Cotton candy, bubble gum, root beer and lemonade. These may sound like some of your favorite childhood treats, but bakers Stan and Nyla Wilson have taken these flavors to the
next level by combining them with another confectionary delight: the doughnut.
Since 2008, the husband-and-wife team has provided creative and family-friendly indulgences to the Vancouver area through their latest business endeavor, Dot Donuts.
Together, the Wilsons boast more than 30 years of experience in the baking industry. After selling their first two bakeries, the Wilsons sensed the changing economy and decided to open a business that they said better positioned them to ride out the storm.
“We have a product that we market directly to kids,” explained co-owner Stan Wilson. “When people cut back on their own personal expenses, they still indulge their kids. In a negative economy, people aren’t vacationing or spending lots of money on high-end products, but we have a ten-dollar treat.”
That business plan has provided Dot Donuts sustained growth despite the recession, and Wilson attributes part of his success to the extra steps he takes to outshine his competitors. By producing doughnuts fresh every day in the on-site facility, the owner said he has an advantage over grocery store chains, which all rely on frozen, pre-made doughnuts.
“One thing that makes our product unique, too, is that we were probably the first to have a non-trans-fat product in the Vancouver area,” Wilson added. “The shortening we use for frying is more expensive than the normal shortening, but it is a healthier shortening to use. It’s like potato chips or french fries – this isn’t health food by any means, but at the same time, we have an obligation to our community to not produce something that is inherently bad for you.”
That obligation to the community was also a major reason the owners chose to open Dot Donuts along 164th Avenue in Vancouver, just a mile from their home.
“We get a lot of personal gratification out of owning a business in the community that we live in, seeing our friends and neighbors as customers,” Wilson remarked.
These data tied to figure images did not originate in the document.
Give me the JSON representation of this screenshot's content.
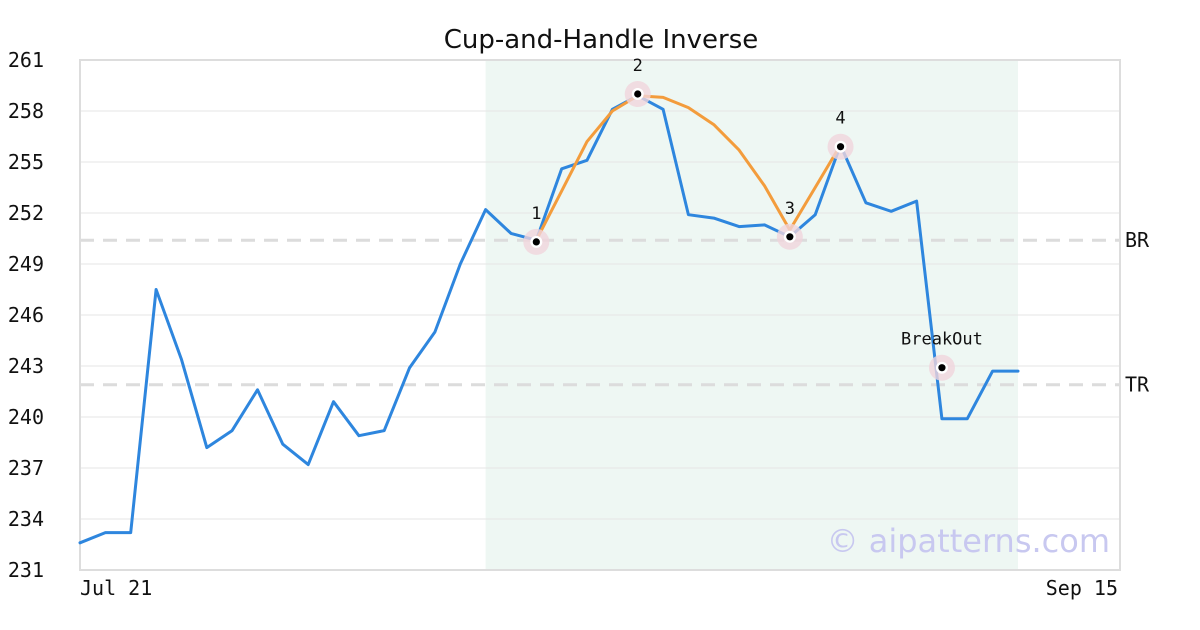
{
  "chart_data": {
    "type": "line",
    "title": "Cup-and-Handle Inverse",
    "xlabel": "",
    "ylabel": "",
    "ylim": [
      231,
      261
    ],
    "yticks": [
      231,
      234,
      237,
      240,
      243,
      246,
      249,
      252,
      255,
      258,
      261
    ],
    "x_tick_labels": [
      "Jul 21",
      "Sep 15"
    ],
    "grid": true,
    "series": [
      {
        "color": "#2e86de",
        "values": [
          232.6,
          233.2,
          233.2,
          247.5,
          243.4,
          238.2,
          239.2,
          241.6,
          238.4,
          237.2,
          240.9,
          238.9,
          239.2,
          242.9,
          245.0,
          249.0,
          252.2,
          250.8,
          250.4,
          254.6,
          255.1,
          258.1,
          258.9,
          258.1,
          251.9,
          251.7,
          251.2,
          251.3,
          250.6,
          251.9,
          256.0,
          252.6,
          252.1,
          252.7,
          239.9,
          239.9,
          242.7,
          242.7
        ]
      },
      {
        "color": "#f39c3c",
        "start_index": 18,
        "values": [
          250.4,
          253.3,
          256.2,
          258.0,
          258.9,
          258.8,
          258.2,
          257.2,
          255.7,
          253.6,
          251.0,
          253.5,
          256.0
        ]
      }
    ],
    "highlight_region": {
      "start_index": 16,
      "end_index": 37,
      "color": "#eef7f3"
    },
    "reference_lines": [
      {
        "label": "BR",
        "value": 250.4
      },
      {
        "label": "TR",
        "value": 241.9
      }
    ],
    "points": [
      {
        "label": "1",
        "index": 18,
        "value": 250.3
      },
      {
        "label": "2",
        "index": 22,
        "value": 259.0
      },
      {
        "label": "3",
        "index": 28,
        "value": 250.6
      },
      {
        "label": "4",
        "index": 30,
        "value": 255.9
      },
      {
        "label": "BreakOut",
        "index": 34,
        "value": 242.9
      }
    ],
    "watermark": "© aipatterns.com"
  }
}
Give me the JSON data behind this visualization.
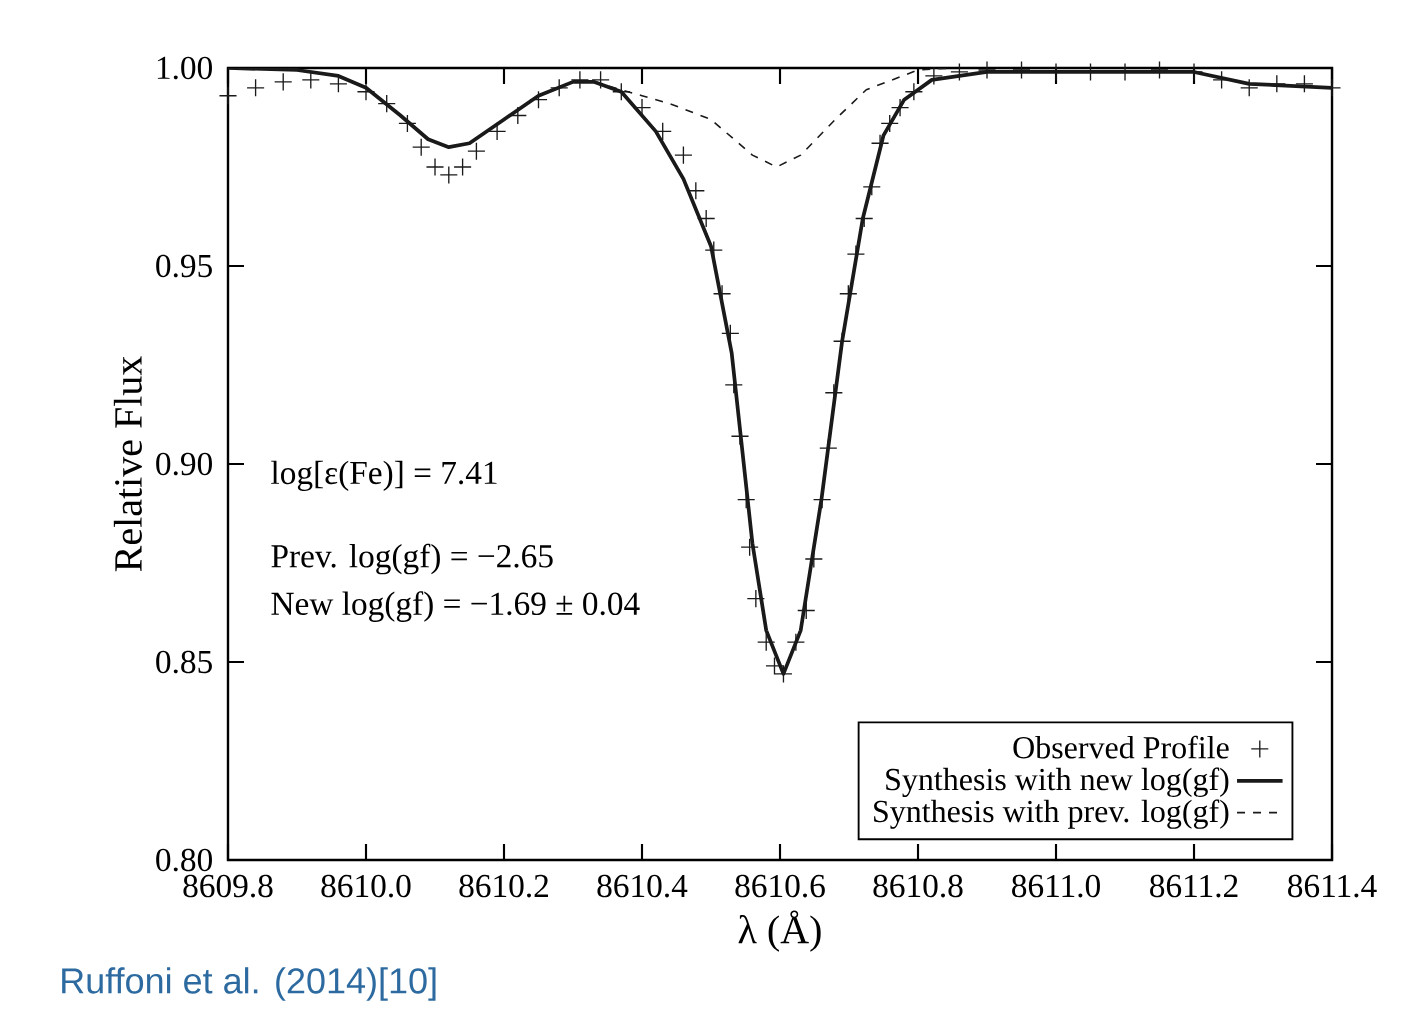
{
  "chart_data": {
    "type": "line",
    "xlabel": "λ (Å)",
    "ylabel": "Relative Flux",
    "xlim": [
      8609.8,
      8611.4
    ],
    "ylim": [
      0.8,
      1.0
    ],
    "xticks": [
      {
        "value": 8609.8,
        "label": "8609.8"
      },
      {
        "value": 8610.0,
        "label": "8610.0"
      },
      {
        "value": 8610.2,
        "label": "8610.2"
      },
      {
        "value": 8610.4,
        "label": "8610.4"
      },
      {
        "value": 8610.6,
        "label": "8610.6"
      },
      {
        "value": 8610.8,
        "label": "8610.8"
      },
      {
        "value": 8611.0,
        "label": "8611.0"
      },
      {
        "value": 8611.2,
        "label": "8611.2"
      },
      {
        "value": 8611.4,
        "label": "8611.4"
      }
    ],
    "yticks": [
      {
        "value": 0.8,
        "label": "0.80"
      },
      {
        "value": 0.85,
        "label": "0.85"
      },
      {
        "value": 0.9,
        "label": "0.90"
      },
      {
        "value": 0.95,
        "label": "0.95"
      },
      {
        "value": 1.0,
        "label": "1.00"
      }
    ],
    "legend": "bottom right",
    "annotations": [
      "log[ε(Fe)] = 7.41",
      "Prev. log(gf) = −2.65",
      "New log(gf) = −1.69 ± 0.04",
      "Ruffoni et al. (2014)[10]"
    ],
    "series": [
      {
        "name": "Observed Profile",
        "type": "scatter",
        "marker": "cross",
        "color": "#1a1a1a",
        "x": [
          8609.8,
          8609.84,
          8609.88,
          8609.92,
          8609.96,
          8610.0,
          8610.03,
          8610.06,
          8610.08,
          8610.1,
          8610.12,
          8610.14,
          8610.16,
          8610.19,
          8610.22,
          8610.25,
          8610.28,
          8610.31,
          8610.34,
          8610.37,
          8610.4,
          8610.43,
          8610.46,
          8610.478,
          8610.493,
          8610.504,
          8610.516,
          8610.528,
          8610.533,
          8610.542,
          8610.551,
          8610.556,
          8610.565,
          8610.58,
          8610.592,
          8610.605,
          8610.623,
          8610.638,
          8610.649,
          8610.661,
          8610.67,
          8610.678,
          8610.69,
          8610.699,
          8610.71,
          8610.722,
          8610.733,
          8610.745,
          8610.759,
          8610.774,
          8610.794,
          8610.823,
          8610.86,
          8610.9,
          8610.95,
          8611.0,
          8611.05,
          8611.1,
          8611.15,
          8611.2,
          8611.24,
          8611.28,
          8611.32,
          8611.36,
          8611.4
        ],
        "values": [
          0.993,
          0.995,
          0.9965,
          0.997,
          0.996,
          0.994,
          0.991,
          0.986,
          0.98,
          0.975,
          0.973,
          0.975,
          0.979,
          0.984,
          0.988,
          0.992,
          0.995,
          0.997,
          0.997,
          0.994,
          0.99,
          0.984,
          0.978,
          0.969,
          0.962,
          0.954,
          0.943,
          0.933,
          0.92,
          0.907,
          0.891,
          0.879,
          0.866,
          0.855,
          0.849,
          0.847,
          0.855,
          0.863,
          0.876,
          0.891,
          0.904,
          0.918,
          0.931,
          0.943,
          0.953,
          0.962,
          0.97,
          0.981,
          0.986,
          0.99,
          0.994,
          0.998,
          0.999,
          0.9995,
          0.9995,
          0.999,
          0.999,
          0.999,
          0.9995,
          0.999,
          0.997,
          0.995,
          0.996,
          0.996,
          0.995
        ]
      },
      {
        "name": "Synthesis with new log(gf)",
        "marker": "none",
        "line_style": "solid",
        "color": "#1a1a1a",
        "x": [
          8609.8,
          8609.9,
          8609.96,
          8610.0,
          8610.05,
          8610.09,
          8610.12,
          8610.15,
          8610.2,
          8610.25,
          8610.3,
          8610.33,
          8610.37,
          8610.42,
          8610.46,
          8610.5,
          8610.53,
          8610.56,
          8610.58,
          8610.605,
          8610.63,
          8610.66,
          8610.69,
          8610.72,
          8610.75,
          8610.78,
          8610.82,
          8610.9,
          8611.0,
          8611.1,
          8611.2,
          8611.28,
          8611.4
        ],
        "values": [
          1.0,
          0.9995,
          0.998,
          0.995,
          0.988,
          0.982,
          0.98,
          0.981,
          0.987,
          0.993,
          0.9965,
          0.9965,
          0.994,
          0.984,
          0.972,
          0.955,
          0.928,
          0.88,
          0.858,
          0.847,
          0.858,
          0.891,
          0.931,
          0.962,
          0.983,
          0.992,
          0.997,
          0.999,
          0.999,
          0.999,
          0.999,
          0.996,
          0.995
        ]
      },
      {
        "name": "Synthesis with prev. log(gf)",
        "marker": "none",
        "line_style": "dashed",
        "color": "#1a1a1a",
        "x": [
          8610.33,
          8610.4,
          8610.44,
          8610.5,
          8610.56,
          8610.595,
          8610.63,
          8610.68,
          8610.725,
          8610.8,
          8610.85
        ],
        "values": [
          0.9965,
          0.993,
          0.991,
          0.987,
          0.978,
          0.975,
          0.978,
          0.987,
          0.9945,
          0.9995,
          1.0
        ]
      }
    ]
  }
}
Besides the children and families that flood the shop on weekends, Wilson said a significant number of their customers throughout the week are business professionals.
“During the week, we serve primarily business commuters,” he explained. “We really rely on that portion of our business because they buy dozens for their staff, for a meeting or for a client.”
With business customers like Riverview Community Bank, Wilson said professionals purchase from his doughnut shop specifically to enhance their work environment.
“We sell fun as much as we sell food,” the owner said. “If you want to motivate your employees, sweeten up an account or keep the family happy, our product is a really good product for that.”
As the Wilsons look toward the future of their business, they hope to expand into additional locations. For now, though, they want to keep the one retail location alive by coming up with more exciting flavors like Peaches and Cream, the current summer specialty. And while these ever-changing flavors are what make the doughnut shop stand out, Wilson said their best sellers are, ironically, the traditional doughnut staples.
“Maple bars and apple fritters are what we sell more of than anything else,” he chuckled. “Sometimes people see all the excitement and just go for the safe option.”